Cybercrime in Uganda: The Computer Misuse Amendment Bill 2022, which stiffens punishments for cybercrimes, was privately introduced by Muhammad Nsereko (Ind., Kampala Central) and approved by the Ugandan Parliament.
The Computer Misuse Amendment Bill 2022, in other words, the cybercrime in Uganda bill, sought to amend the Computer Misuse Act, 2011, to strengthen the provisions on unauthorised access to information or data, prohibit the sharing of any child-related information without consent from a parent or guardian, and prohibit the sending or sharing of information that encourages hate speech.
The remaining clauses overwhelmingly passed without opposition after the provisions that intended to prevent anyone who had violated the law from holding public office or running for election in ten years were removed, with MP Gorreth Namugga (NUP, Mawogola County South) abstaining.
The ICT committee chairperson, Hon. Moses Magogo, added a new paragraph to the bill that defined social media and established sanctions for internet users who hide behind false accounts.
A person commits an offense if they use social media to publish, disseminate, or discuss information that is illegal in Uganda or if they do so while using a fake or disguised identity.
The bill stipulates that anyone in charge of a company account where this occurs shall be held accountable for the crime’s commission.
It went on to define social media in a variety of ways, including “a set of technologies, sites, and practices used to share opinions, experiences, and perspectives, and includes YouTube, WhatsApp, Facebook, Instagram, Twitter, WeChat, TikTok, Sina Weibo, QQ, Telegram, Snapchat, Kuaishou, Qzone, Reddit, Quora, Skype, Microsoft Team, and Linkedin.”
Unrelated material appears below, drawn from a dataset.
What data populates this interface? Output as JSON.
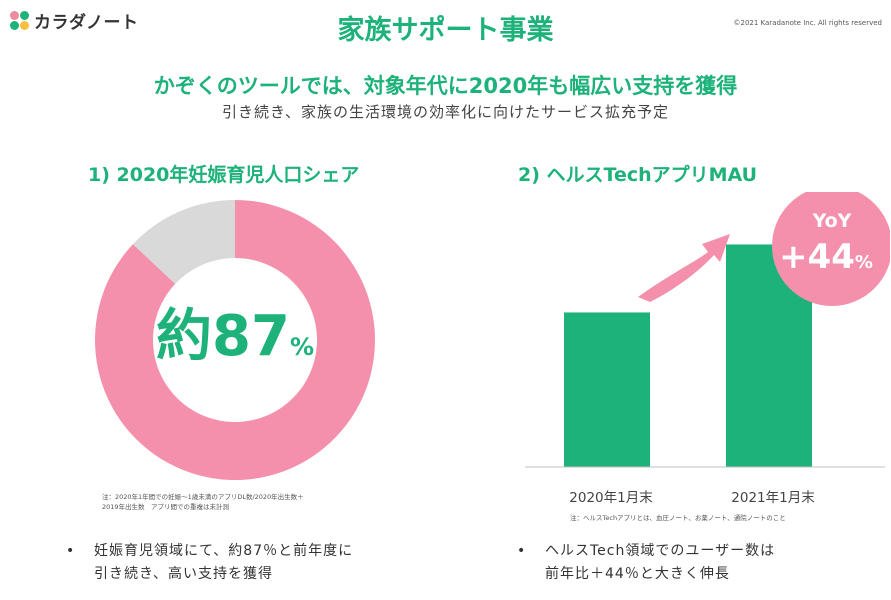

Computer Misuse Bill 2022 offense (cybercrime in Uganda)
On conviction for the offense covered by the relevant clause, the offender faces a 16 million shillings fine, five years in prison, or both.
Unless the contrary can be demonstrated, verified social media accounts are assumed to be held by the people whose names they are registered.
Additionally, anyone whose phone number or email address was used to create social media would be held personally accountable for any violations of the legislation as amended.
The purpose of the clause, according to Hon. Magogo, was to “provide for the regulation of social media.”
In addition, the bill criminalized and defined uninvited information while exempting commercial advertisements from the definition, giving marketers the freedom to disseminate information to target audiences.
Part of clause 5 states that “unsolicited information” is defined as information provided to a person via the internet without the person’s agreement, but excludes unsolicited commercial communication.
Stiff opposition to Computer Misuse Bill 2022
The bill is unconstitutional, according to MP Namugga, who pleaded with the House not to pass it in her minority report.
The fundamental rights to access information electronically and to express oneself over computer networks are severely jeopardized by this bill, she said. “The entire bill should not be left to stand as part of our laws as all the clauses are already covered by existing legislation and in some cases offend the Constitution of the Republic of Uganda,” she said.
“If passed into law, it will stifle the acquisition of information; the penalties proposed in the bill are excessively severe and disproportionate when compared to similar offenses in other legislations; this bill, if passed, will be a bad law and subject to constitutional petitions upon assent,” she continued.Member of Parliament, Namugga
On behalf of the bill’s sponsor, Hon. Nsereko, MP Dan Atwijukire (NRM, Kazo County) processed the legislation.
In conclusion, we believe it’s a bill in the right direction. However, we hope it’s not a bill that would be used as a political tool in the hands of the ruling government to deal mercilessly with her own citizens.